L’inscription de Montengón dans l’utopie Eusebio (1786) & Mirtilo (1795)
Abstract
Rêve, imagination et perfections sont les maîtres mots qui
caractérisaient l’utopie traditionnelle de Thomas More à travers la
description des cités et des nations parfaites. De fait, l’île d’utopie est le règne
de nulle part, qui sert aux auteurs de romans utopiques à échapper à la
réalité d’une Europe invivable, plongée dans l’Âge de Fer. Il s’agissait de
fausses utopies sous-tendues par la quête d’un monde meilleur, voire d’un
paradis terrestre. L’Âge d’Or est cependant incarné au XVIIIe siècle en
Espagne par la répugnance pour le roman utopique, un sentiment renforcé
par la censure à travers le contrôle strict des romans publiés sur le territoire
espagnol, voire la censure et l’interdiction des livres des philosophes des
Lumières.
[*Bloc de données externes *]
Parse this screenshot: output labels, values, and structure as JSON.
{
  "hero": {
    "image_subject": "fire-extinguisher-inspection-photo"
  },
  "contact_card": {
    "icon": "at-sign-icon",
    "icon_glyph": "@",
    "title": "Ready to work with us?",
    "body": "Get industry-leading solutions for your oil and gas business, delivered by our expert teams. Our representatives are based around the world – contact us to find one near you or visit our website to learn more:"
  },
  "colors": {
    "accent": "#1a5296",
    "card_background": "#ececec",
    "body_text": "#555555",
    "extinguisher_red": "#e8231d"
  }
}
Mais malgré cette restriction littéraire, des figures emblématiques
comme Pedro Montengón (1745-1824) ont réussi à se faire publier en
Espagne, en essayant plus ou moins de se conformer à la volonté des
censeurs, grâce tantôt à l’autocensure ou à des transpositions dans le temps
et l’espace. Aussi l’analyse des travaux de Paul Guinard sur le XVIIIe siècle
espagnol nous sert-elle de support pour aller plus loin dans l’étude des
aspects et des manifestations des romans utopiques de l’Espagne, dont la
figure principale est sans doute Pedro Montengón. Même si tous ses écrits
peuvent être considérés comme utopiques au vu de l’ancrage du récit dans
l’espace et le temps, le propos de cet article porte sur le choix de deux de ses
romans (Eusebio, 1786, & Mirtilo, 1795) afin de démontrer son inscription
dans l’utopie de manière possible, dynamique et expérimentale.